Ayant cours dans 13 pays africains francophones d'Afrique de l'ouest et du centre, ainsi qu'en Guinée Equatoriale (pays hispanophone d'Afrique centrale) et  en Guinée Bissau (pays lusophone d'Afrique occidentale, le Franc CFA  qui est utilisé par une communauté de 155 millions d'âmes est devenu depuis quelques années, l'objet de vives controverses, entre ceux qui affirment que cette monnaie créée par le colonisateur français est un facteur de stabilité, et ceux qui n'y voient qu'un frein au développement des pays aux économies fragiles.


En fait, les Etats africains sont obligés de déposer 50% de leurs réserves de change auprès du Trésor français pour garantir la parité du "CFA" avec l'Euro, monnaie de l'Union Européenne à laquelle il est lié par un système de parité fixe.
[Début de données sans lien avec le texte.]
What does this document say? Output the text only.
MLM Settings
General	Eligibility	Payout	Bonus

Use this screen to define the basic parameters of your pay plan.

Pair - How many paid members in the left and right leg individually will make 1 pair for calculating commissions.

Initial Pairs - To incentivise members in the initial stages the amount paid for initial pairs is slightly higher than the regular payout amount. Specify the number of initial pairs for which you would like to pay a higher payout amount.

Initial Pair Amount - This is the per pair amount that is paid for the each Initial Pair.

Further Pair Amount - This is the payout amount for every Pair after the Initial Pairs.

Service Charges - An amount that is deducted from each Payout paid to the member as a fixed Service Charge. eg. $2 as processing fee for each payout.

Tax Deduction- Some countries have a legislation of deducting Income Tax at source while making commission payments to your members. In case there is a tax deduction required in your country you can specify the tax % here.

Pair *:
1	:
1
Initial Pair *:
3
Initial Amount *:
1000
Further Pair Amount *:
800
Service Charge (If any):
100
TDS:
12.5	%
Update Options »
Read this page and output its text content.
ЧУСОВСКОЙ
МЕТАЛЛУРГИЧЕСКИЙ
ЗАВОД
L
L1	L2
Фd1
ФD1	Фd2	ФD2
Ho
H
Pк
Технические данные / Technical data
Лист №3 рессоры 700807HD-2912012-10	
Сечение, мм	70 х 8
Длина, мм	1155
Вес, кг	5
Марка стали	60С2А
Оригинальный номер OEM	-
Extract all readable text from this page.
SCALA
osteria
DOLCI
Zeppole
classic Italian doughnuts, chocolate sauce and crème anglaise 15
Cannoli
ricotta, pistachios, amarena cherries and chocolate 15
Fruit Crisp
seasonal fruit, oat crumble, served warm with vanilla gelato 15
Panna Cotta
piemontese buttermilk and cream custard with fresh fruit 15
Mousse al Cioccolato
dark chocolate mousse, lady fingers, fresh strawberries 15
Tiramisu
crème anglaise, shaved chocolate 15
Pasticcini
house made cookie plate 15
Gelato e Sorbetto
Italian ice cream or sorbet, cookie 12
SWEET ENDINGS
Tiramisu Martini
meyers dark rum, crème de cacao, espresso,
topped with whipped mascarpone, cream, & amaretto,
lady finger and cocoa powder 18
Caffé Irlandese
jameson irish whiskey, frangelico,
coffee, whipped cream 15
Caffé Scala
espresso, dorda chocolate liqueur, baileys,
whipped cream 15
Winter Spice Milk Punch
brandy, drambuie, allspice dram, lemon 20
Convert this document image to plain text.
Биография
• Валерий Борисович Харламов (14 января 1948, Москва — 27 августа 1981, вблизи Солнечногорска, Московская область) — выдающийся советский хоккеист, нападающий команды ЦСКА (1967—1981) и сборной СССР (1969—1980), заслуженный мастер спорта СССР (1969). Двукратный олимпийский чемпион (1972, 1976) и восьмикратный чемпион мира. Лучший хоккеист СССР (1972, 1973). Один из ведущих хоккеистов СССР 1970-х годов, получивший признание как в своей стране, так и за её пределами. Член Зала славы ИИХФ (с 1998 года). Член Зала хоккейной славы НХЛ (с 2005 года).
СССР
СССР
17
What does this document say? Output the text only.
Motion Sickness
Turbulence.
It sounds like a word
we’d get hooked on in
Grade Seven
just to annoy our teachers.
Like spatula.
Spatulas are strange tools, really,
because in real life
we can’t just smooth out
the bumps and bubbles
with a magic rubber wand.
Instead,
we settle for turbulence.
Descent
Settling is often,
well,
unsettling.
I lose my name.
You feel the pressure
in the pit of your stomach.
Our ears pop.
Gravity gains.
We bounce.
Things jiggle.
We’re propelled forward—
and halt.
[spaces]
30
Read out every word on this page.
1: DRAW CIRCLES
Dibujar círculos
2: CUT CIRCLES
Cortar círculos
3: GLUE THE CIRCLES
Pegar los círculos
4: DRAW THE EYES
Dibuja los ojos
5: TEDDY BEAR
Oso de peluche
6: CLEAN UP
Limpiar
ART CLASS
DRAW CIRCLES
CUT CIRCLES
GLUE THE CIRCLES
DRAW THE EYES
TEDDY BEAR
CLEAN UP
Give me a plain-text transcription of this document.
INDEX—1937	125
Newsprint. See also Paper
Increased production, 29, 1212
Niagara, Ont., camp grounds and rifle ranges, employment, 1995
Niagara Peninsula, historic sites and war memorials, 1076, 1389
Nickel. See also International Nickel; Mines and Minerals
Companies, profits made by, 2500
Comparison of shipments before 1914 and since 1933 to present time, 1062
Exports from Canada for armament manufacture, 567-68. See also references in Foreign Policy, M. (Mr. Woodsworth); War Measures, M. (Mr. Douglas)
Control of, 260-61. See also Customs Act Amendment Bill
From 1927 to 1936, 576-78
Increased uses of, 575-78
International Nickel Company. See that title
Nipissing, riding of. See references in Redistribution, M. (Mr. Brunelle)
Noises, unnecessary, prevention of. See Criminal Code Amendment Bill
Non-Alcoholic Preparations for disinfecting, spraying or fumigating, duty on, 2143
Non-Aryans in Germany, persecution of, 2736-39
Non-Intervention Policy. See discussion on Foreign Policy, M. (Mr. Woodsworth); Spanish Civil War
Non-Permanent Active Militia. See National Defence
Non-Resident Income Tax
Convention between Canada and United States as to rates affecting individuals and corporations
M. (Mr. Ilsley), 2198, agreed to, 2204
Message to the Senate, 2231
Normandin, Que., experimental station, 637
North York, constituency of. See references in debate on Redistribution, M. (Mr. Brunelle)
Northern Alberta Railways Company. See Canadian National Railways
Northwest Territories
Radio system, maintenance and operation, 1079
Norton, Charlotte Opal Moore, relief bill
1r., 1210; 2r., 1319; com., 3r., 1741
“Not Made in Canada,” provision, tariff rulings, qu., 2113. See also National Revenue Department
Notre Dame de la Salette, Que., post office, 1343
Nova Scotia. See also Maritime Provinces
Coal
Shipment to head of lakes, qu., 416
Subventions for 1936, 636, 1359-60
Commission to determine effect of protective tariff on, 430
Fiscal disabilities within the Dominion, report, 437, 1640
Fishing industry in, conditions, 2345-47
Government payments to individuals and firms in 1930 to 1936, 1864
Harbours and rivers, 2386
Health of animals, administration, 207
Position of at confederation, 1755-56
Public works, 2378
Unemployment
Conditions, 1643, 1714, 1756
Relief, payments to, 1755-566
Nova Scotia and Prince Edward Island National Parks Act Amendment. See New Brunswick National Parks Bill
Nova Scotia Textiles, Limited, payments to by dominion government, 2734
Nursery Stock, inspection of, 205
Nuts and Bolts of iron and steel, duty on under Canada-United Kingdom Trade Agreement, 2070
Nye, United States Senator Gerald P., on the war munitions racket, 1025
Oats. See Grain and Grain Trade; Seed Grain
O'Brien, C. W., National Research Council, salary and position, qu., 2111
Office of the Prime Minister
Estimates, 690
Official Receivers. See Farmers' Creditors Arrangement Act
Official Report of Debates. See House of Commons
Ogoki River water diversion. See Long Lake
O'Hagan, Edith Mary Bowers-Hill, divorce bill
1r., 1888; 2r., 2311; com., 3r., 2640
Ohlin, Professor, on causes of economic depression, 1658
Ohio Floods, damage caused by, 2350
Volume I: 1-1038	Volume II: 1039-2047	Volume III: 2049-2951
Pour les économistes panafricanistes et altermondialistes, cela suffit à entamer la souveraineté des économies africaines, et partant des Etats ainsi vassalisés.

Malheureusement, les décideurs africains qui se plaignent sous cape des méfaits de cette monnaie n'ont pas le courage de franchir le pas de la rupture ou de l'autonomie. Même l'Afrique de l'Ouest qui y songe de plus en plus pour en finir avec l'usage de huit monnaies différentes dans sa zone économique, a renvoyé ces derniers mois l'échéance d'une monnaie sous-régionale pour tous ses 15 Etats membres à 2020, à la grande déception des populations.